Paul Ariès et la décroissance...
Voici 3 extraits de l'article, et je vous encourage à lire l'article en entier, c'est vraiment intéressant... sans parler des commentaires, jusqu'au dernier, où Paul Ariès répond.

Laure: D'obama à Borloo, tout le monde pique des idées aux objecteurs de croissance. Ca sent l'effet de mode, non?
Paul Ariès: Tout le monde se veut aujourd’hui écolo depuis, notamment, la mascarade du Grenelle de l’environnement. Conséquence : on parle de plus en plus de croissance verte, de capitalisme vert, bref on a tout oublié. Le pire est lorsque la décroissance passe dans certains médias pour être un discours d’adaptation à la crise. Comme si nous faisions la pub des hard discount et des prix bas, voire de la récupération dans les poubelles pour les plus pauvres. La décroissance n’est pas une stratégie d’adaptation individuelle ou collective à la misère du monde. Elle ne propose pas des recettes pour vivre avec moins et l’espoir de pouvoir reconsommer demain comme avant.
Nous ne sommes pas des consommateurs radins ou malins, nous sommes des militants politiques qui veulent changer le monde. Nous ne donnons pas des recettes pour apprendre à mieux se serrer la ceinture en conservant le sourire. Nous ne sommes pas dans l’union sacrée pour sauver le système. Nous cultivons le dissensus car nous pensons que ce système est foncièrement mauvais, immoral et dangereux.
Laure: Comment s’articule la décroissance ?
Paul Ariès: Selon trois formes de résistance. D’abord, la simplicité volontaire qui consiste à vivre en conformité avec ses valeurs. Cela semble aller de soi mais toute une tradition politique remettait aux lendemains du Grand Soir ce changement nécessaire des modes de vie et comme ce grand soir ressemblait souvent à des petits matins blêmes, on n’a finalement pas changé grand-chose. Tout ce qui va dans ce sens est donc positif, comme ne pas avoir de voiture, travailler à temps partiel, etc.
Mais si nous ne faisions que cela, la simplicité volontaire serait doublement dangereuse. Elle pousserait les objecteurs à se vivre comme les nouveaux parfaits, les nouveaux Cathares, à jouer à «plus-décroissant-que-moi-tu-meurs». La décroissance passerait alors d’un discours politique à une logique religieuse.
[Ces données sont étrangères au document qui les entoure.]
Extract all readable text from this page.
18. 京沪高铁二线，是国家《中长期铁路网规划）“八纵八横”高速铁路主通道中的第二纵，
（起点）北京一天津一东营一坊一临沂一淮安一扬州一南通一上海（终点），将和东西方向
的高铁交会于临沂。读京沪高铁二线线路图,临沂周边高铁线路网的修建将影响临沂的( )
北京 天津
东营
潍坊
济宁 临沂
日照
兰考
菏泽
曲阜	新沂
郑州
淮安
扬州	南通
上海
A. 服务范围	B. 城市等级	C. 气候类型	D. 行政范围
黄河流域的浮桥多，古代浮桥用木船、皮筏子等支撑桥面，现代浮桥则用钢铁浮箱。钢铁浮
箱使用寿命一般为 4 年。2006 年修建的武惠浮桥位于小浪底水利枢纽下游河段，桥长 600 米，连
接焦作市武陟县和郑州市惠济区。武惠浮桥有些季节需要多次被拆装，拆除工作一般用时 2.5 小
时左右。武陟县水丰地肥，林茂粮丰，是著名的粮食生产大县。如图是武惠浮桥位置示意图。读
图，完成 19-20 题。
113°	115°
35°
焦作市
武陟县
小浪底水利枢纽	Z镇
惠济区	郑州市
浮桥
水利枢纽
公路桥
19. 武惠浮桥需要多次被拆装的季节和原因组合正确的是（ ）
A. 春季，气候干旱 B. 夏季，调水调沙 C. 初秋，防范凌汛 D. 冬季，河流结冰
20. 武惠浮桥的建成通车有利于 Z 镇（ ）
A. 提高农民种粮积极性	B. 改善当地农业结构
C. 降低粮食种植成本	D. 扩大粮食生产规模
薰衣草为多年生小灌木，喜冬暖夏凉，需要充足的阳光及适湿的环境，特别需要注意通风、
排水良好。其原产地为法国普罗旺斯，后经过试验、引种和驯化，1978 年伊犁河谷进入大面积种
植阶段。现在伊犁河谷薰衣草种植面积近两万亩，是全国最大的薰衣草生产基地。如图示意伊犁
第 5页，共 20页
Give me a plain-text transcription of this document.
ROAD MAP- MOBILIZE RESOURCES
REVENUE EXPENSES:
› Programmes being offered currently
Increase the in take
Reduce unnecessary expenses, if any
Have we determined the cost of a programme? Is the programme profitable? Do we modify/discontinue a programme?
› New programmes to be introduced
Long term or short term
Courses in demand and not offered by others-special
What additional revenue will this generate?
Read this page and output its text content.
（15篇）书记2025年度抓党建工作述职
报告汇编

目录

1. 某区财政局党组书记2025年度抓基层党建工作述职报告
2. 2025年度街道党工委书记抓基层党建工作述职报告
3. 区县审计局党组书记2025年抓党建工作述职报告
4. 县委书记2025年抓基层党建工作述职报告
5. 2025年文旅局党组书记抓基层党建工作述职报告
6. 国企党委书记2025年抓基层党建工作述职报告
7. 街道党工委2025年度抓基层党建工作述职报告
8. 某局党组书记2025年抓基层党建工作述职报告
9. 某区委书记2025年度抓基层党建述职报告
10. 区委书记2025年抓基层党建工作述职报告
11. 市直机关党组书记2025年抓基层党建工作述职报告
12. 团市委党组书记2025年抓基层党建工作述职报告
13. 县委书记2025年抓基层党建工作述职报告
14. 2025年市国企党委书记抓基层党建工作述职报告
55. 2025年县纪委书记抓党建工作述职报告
Le second piège serait d’entériner la division de la société et sa tendance à la dualisation. Notre but n’est pas de vivre entre nous une utopie concrète, il est de changer fondamentalement la société. Ensuite, les expérimentations collectives sont également indispensables. Nous devons bricoler des alternatives dans les franges, dans les marges et au cœur de la société.
Nous devons cependant être conscients que le capitalisme a une extraordinaire capacité de récupération. Il a détourné l’idée de microcrédit pour étendre la marchandisation. Il a dénaturé l’agriculture biologique pour en faire la bio-industrie. Pour finir, un troisième niveau de résistance, politique cette fois, est nécessaire.
(...) On peut reprocher tout ce que l’on veut à la société consumériste, mais on n’arrivera à sa cheville en matière de désir. Cette société sait capter le désir : nous sommes tombés dedans il y a soixante-dix ans et nous en voulons encore. Pour la décroissance, reste à rendre le projet désirable.
Et voilà, pour moi, tout est là: il faut arriver à rendre la décroissance désirable... Vaste projet, car quand on explique aux gens qu'on se sent mieux ainsi (plutôt que de regarder la télé, changer de garde-robe à chaque saison, s'offrir des cadeaux venant des supermarchés... on préfère travailler moins pour flâner plus et consommer moins pour polluer moins) on nous regarde en général avec des yeux ronds d'incompréhension!
Alors, comment rivaliser? Des idées?